Sobre o filme em si, Capitão América – Guerra Civil é uma experiência bem divertida e é interessante notar como os irmãos Joe e Anthony Russo conseguem costurar a trama do longa e desenvolver as demandas requeridas pelo seu grupo numeroso de personagens sem deixar a desejar no tratamento de nenhum deles, mesmo aqueles que estão no filme como alívio cômico somente, como é o caso do Homem-Formiga de Paul Rudd. Claro que há um realce no tratamento que os realizadores dão ao Capitão América e ao Homem de Ferro (sobre esse último, talvez a contribuição seja muito benéfica, tendo em vista o estado automático que o personagem andava de uns tempos para cá), mas há um tratamento interessante para a Viúva Negra, o Soldado Invernal, o Falcão e até para os novatos Pantera Negra e Homem-Aranha, introduzido nesse quadro de personagens de maneira resumidamente brilhante. Os diretores, assim como fizeram em Soldado Invernal, também conduzem muito bem as sequências de ação do filme, fazendo o espectador compreender o movimento dos seus personagens em cenas dinâmicas e marcadas por uma forte interação entre eles, além de usarem com eficiência os recursos tecnológicos à disposição de um filme desse porte.

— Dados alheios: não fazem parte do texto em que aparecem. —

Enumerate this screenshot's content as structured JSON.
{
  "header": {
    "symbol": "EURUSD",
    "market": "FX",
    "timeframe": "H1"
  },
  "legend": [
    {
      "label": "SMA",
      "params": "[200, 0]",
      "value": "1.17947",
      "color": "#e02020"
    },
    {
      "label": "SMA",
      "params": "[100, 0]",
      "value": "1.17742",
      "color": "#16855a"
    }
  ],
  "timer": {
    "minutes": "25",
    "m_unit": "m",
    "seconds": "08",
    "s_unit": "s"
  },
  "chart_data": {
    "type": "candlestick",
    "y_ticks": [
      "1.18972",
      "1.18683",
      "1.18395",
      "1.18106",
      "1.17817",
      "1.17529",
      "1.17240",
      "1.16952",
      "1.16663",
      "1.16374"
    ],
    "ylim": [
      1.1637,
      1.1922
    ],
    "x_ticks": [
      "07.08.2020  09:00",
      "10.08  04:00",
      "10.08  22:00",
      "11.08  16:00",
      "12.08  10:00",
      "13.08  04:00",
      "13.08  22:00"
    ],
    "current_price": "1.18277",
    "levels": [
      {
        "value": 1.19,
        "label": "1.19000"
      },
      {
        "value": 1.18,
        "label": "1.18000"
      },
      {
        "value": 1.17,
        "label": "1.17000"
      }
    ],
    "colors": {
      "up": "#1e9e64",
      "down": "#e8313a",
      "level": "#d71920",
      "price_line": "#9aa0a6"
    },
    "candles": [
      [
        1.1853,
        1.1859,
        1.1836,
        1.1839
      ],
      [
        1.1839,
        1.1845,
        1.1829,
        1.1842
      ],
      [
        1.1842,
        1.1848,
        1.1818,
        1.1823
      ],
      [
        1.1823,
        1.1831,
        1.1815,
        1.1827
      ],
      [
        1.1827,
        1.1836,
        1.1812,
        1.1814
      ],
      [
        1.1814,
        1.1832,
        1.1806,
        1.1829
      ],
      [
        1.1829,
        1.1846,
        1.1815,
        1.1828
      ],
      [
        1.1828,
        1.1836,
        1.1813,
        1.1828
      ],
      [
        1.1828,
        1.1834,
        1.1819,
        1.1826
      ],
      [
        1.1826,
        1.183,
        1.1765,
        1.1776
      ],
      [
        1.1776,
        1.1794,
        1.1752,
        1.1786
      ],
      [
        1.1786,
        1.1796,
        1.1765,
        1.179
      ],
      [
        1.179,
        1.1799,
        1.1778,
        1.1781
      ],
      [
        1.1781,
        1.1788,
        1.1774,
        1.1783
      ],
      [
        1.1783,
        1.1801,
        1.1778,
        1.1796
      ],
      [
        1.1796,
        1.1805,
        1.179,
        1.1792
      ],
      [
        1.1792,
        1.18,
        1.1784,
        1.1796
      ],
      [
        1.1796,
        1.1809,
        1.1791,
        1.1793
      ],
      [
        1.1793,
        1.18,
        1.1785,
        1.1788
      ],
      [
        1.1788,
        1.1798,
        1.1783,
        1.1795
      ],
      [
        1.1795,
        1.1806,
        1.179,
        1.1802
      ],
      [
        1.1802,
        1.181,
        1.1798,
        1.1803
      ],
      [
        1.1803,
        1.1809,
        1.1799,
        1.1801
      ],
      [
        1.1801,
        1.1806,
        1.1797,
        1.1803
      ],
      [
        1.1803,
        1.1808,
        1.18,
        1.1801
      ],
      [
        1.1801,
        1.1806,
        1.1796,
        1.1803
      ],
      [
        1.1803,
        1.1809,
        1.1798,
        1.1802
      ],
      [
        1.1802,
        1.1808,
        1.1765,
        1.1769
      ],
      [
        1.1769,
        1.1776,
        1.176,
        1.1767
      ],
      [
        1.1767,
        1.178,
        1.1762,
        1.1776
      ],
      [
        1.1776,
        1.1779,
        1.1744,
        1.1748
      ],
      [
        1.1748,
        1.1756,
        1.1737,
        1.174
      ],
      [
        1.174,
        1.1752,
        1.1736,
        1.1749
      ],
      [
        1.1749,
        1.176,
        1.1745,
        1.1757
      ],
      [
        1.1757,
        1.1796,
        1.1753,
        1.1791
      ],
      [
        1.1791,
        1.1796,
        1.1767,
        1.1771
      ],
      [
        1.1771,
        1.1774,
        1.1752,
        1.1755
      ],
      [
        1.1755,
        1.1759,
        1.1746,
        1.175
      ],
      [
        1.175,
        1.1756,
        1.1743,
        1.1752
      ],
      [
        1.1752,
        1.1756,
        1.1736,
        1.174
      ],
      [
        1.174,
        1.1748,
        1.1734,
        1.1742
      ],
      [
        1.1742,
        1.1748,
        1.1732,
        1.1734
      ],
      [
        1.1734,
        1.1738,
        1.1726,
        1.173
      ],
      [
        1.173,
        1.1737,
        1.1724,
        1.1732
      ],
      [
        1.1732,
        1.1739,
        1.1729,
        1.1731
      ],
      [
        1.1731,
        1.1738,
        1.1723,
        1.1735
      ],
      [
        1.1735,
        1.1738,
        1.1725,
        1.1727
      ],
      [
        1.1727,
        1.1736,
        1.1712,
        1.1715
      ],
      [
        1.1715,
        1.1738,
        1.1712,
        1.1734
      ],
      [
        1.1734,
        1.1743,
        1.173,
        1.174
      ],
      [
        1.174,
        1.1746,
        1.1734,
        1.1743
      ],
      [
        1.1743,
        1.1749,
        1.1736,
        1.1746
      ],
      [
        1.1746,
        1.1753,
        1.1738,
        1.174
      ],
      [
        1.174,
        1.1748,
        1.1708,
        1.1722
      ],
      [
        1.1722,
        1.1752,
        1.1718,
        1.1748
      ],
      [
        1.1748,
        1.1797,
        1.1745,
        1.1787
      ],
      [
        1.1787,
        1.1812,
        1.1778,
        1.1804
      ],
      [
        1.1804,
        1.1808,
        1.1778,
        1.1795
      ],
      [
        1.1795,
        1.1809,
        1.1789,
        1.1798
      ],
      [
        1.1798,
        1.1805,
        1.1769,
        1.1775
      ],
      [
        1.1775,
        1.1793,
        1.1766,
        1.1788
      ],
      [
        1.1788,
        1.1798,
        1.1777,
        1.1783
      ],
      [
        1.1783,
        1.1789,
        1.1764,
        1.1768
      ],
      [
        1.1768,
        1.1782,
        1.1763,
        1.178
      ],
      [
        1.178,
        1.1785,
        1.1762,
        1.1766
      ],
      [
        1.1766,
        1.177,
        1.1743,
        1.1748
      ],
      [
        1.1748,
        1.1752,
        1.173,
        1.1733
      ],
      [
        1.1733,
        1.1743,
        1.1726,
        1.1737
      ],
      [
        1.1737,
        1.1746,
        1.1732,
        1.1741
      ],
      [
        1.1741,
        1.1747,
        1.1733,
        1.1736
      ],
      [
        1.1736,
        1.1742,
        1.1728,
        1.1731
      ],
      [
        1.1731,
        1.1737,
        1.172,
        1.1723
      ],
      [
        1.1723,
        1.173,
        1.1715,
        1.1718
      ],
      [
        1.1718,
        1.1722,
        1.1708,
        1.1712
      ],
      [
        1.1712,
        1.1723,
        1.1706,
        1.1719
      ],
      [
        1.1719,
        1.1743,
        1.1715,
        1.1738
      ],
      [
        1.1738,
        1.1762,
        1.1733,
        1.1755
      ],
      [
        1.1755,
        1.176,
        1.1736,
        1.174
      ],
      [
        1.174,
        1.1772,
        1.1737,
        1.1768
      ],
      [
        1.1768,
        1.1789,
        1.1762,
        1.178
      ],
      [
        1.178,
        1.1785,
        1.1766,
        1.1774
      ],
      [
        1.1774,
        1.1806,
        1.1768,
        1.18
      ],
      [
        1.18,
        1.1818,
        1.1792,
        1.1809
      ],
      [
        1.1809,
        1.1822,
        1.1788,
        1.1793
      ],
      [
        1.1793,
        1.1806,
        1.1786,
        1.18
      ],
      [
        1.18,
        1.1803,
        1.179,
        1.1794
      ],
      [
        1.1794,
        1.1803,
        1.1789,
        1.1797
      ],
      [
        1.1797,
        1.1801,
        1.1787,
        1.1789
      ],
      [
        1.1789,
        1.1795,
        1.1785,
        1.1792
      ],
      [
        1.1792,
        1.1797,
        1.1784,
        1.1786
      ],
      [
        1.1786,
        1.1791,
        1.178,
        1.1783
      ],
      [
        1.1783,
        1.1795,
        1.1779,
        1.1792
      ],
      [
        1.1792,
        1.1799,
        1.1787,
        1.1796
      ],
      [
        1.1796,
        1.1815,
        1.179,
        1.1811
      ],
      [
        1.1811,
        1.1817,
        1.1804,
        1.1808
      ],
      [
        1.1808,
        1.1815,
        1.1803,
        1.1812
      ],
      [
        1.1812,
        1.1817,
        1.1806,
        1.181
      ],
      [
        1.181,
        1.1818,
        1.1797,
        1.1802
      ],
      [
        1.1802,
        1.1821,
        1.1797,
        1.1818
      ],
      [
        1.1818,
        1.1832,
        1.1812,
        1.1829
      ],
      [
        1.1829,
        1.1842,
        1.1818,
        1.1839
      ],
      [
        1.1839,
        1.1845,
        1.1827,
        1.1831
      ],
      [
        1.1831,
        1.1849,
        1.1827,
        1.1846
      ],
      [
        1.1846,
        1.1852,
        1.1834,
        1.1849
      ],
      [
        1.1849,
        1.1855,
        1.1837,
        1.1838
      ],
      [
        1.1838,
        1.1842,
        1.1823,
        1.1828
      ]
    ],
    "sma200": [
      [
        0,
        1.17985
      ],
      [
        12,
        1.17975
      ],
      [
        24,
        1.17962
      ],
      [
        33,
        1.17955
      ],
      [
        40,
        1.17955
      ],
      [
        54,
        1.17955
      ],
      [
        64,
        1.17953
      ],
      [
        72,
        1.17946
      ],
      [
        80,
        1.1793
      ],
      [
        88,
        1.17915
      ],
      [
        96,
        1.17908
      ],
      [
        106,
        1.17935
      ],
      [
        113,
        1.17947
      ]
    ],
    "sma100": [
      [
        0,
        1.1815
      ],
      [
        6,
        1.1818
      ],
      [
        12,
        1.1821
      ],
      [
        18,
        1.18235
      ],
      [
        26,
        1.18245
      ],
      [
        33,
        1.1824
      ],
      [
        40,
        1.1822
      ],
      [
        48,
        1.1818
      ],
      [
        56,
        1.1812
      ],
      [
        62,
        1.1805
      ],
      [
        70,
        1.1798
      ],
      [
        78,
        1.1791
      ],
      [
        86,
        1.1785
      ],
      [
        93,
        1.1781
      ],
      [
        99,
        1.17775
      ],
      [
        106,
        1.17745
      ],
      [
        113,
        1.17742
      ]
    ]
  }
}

Em suma, Capitão América – Guerra Civil é um filme que valeu a pena esperar. É certo que chega aos cinemas coberto de expectativas e com um boca-a-boca exagerado que o anuncia como “o melhor filme de super-heróis já feito”, “o melhor filme da Marvel Studios”, “o melhor filme do ano” etc. Particularmente, e em um primeiro contato (nenhuma palavra sobre obra alguma pode ser definitiva e está sempre sujeita a revisões), não vejo o filme se enquadrar em nenhum desses títulos. É um longa marcado pelos momentos mais dramáticos e pelas decisões mais extremas do estúdio com relação aos seus personagens, muito eficiente técnica e narrativamente, mas que também sofre por ser uma história que tem o potencial de ir além do que realmente foi e que não avança mais em prol de todo um manual de produção cinematográfica que é muito cômodo aos envolvidos. Tem infinitas qualidades, mas também é um filme cujos falhas são reflexo de uma política diplomática da Marvel Studios de atender a várias demandas ao mesmo tempo (às do público nerd, dos cinéfilos, do espectador esporádico de cinema etc.) que, curiosamente, é responsável pelos seus méritos. Entrega uma narrativa “basicona” que vai um pouco além do que a gente está acostumado a ver eles realizarem, mas que também não é marcada por tanta coragem assim quanto se esperava, sobretudo depois de um filme tão interessante quanto Capitão América 2 – O Soldado Invernal.